- Directed by: M. K. Asante
- Written by: M. K. Asante Maya Angelou (poetry)
- Produced by: M. K. Asante Ben Haaz Kenny Gamble Walter Lomax
- Starring: Maya Angelou Chuck D Dead Prez Kiri Davis Ursula Rucker Jim Brown Haki Madhubuti
- Narrated by: Maya Angelou
- Music by: Nnenna Freelon, Derrick Hodge, Robert Glasper, Chris Dave
- Release date: November 2008;
- Running time: 71 minutes
- Language: English

= The Black Candle =

The Black Candle is a documentary film about Kwanzaa directed by M. K. Asante and narrated by Maya Angelou. The film premiered on cable television on Starz in November 2012.

==Synopsis==
The Black Candle uses Kwanzaa as a vehicle to explore and celebrate the African-American experience. Narrated by the poet Maya Angelou and directed by author and filmmaker M. K. Asante, The Black Candle is about the struggle and triumph of African-American family, community, and culture. The documentary traces the holiday's growth out of the Black Power Movement in the 1960s to its present-day reality.

==Reception==

Time magazine wrote "The first film about Kwanzaa, The Black Candle, narrated by Maya Angelou is fit for a poet."

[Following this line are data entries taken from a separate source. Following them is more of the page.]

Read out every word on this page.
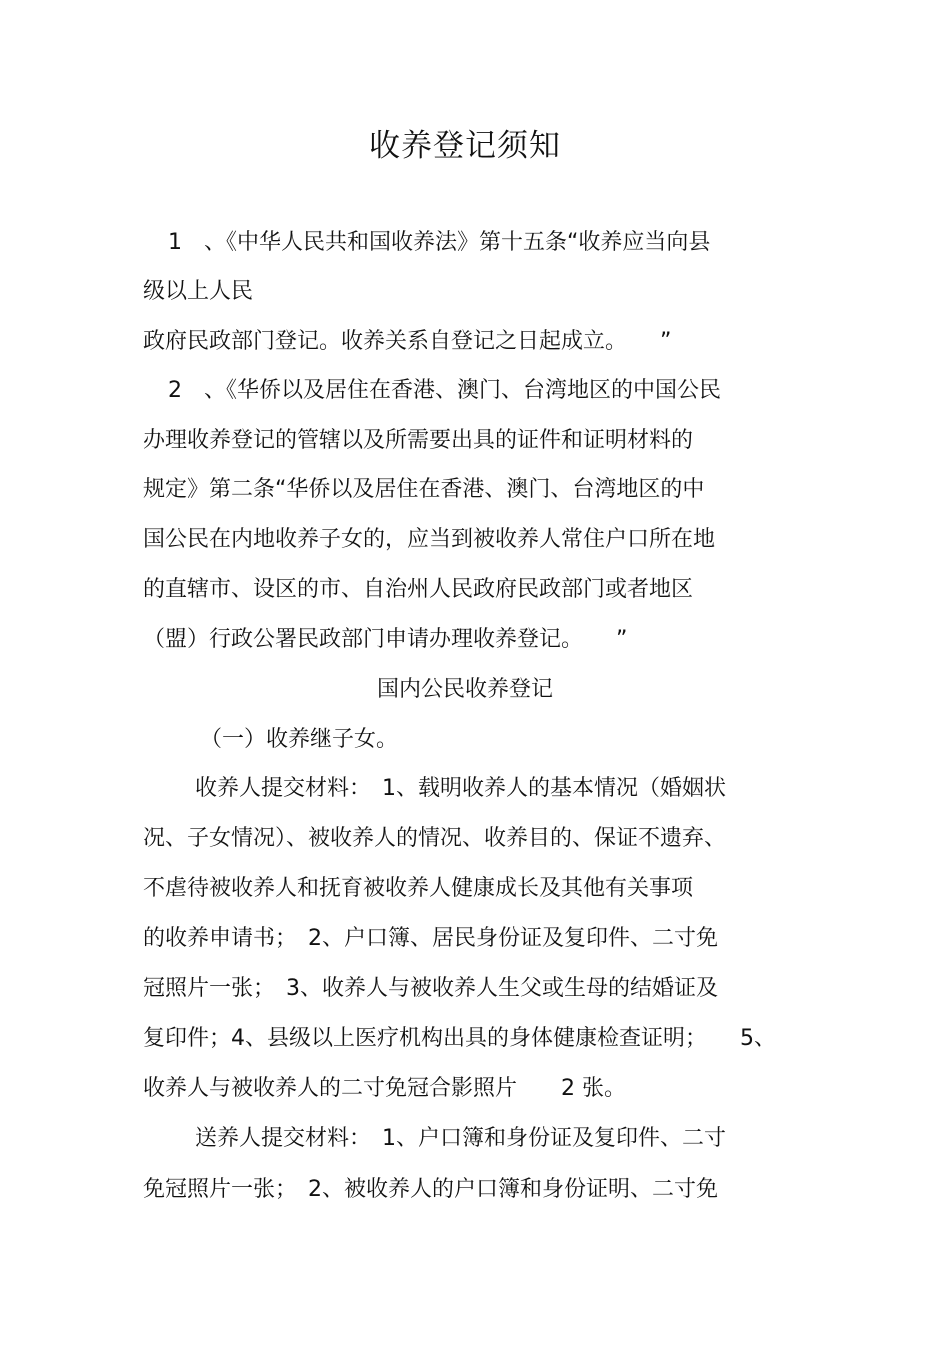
收养登记须知
1　、《中华人民共和国收养法》第十五条“收养应当向县
级以上人民
政府民政部门登记。收养关系自登记之日起成立。　　”
2　、《华侨以及居住在香港、澳门、台湾地区的中国公民
办理收养登记的管辖以及所需要出具的证件和证明材料的
规定》第二条“华侨以及居住在香港、澳门、台湾地区的中
国公民在内地收养子女的，应当到被收养人常住户口所在地
的直辖市、设区的市、自治州人民政府民政部门或者地区
（盟）行政公署民政部门申请办理收养登记。　　”
国内公民收养登记
（一）收养继子女。
收养人提交材料：　1、载明收养人的基本情况（婚姻状
况、子女情况）、被收养人的情况、收养目的、保证不遗弃、
不虐待被收养人和抚育被收养人健康成长及其他有关事项
的收养申请书；　2、户口簿、居民身份证及复印件、二寸免
冠照片一张；　3、收养人与被收养人生父或生母的结婚证及
复印件；4、县级以上医疗机构出具的身体健康检查证明；　　5、
收养人与被收养人的二寸免冠合影照片　　2 张。
送养人提交材料：　1、户口簿和身份证及复印件、二寸
免冠照片一张；　2、被收养人的户口簿和身份证明、二寸免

The Daily Voice wrote, "I predict that viewing The Black Candle will become an annual family tradition in homes around the world."

The film won Best Full Length Documentary at the 2009 Africa World Documentary Film Festival.

In December 2020, the American Film Institute selected The Black Candle as a "holiday classic" and featured the film in AFI Movie Club Presents: Home for the Holidays, "highlighting the very best of the holiday cinema".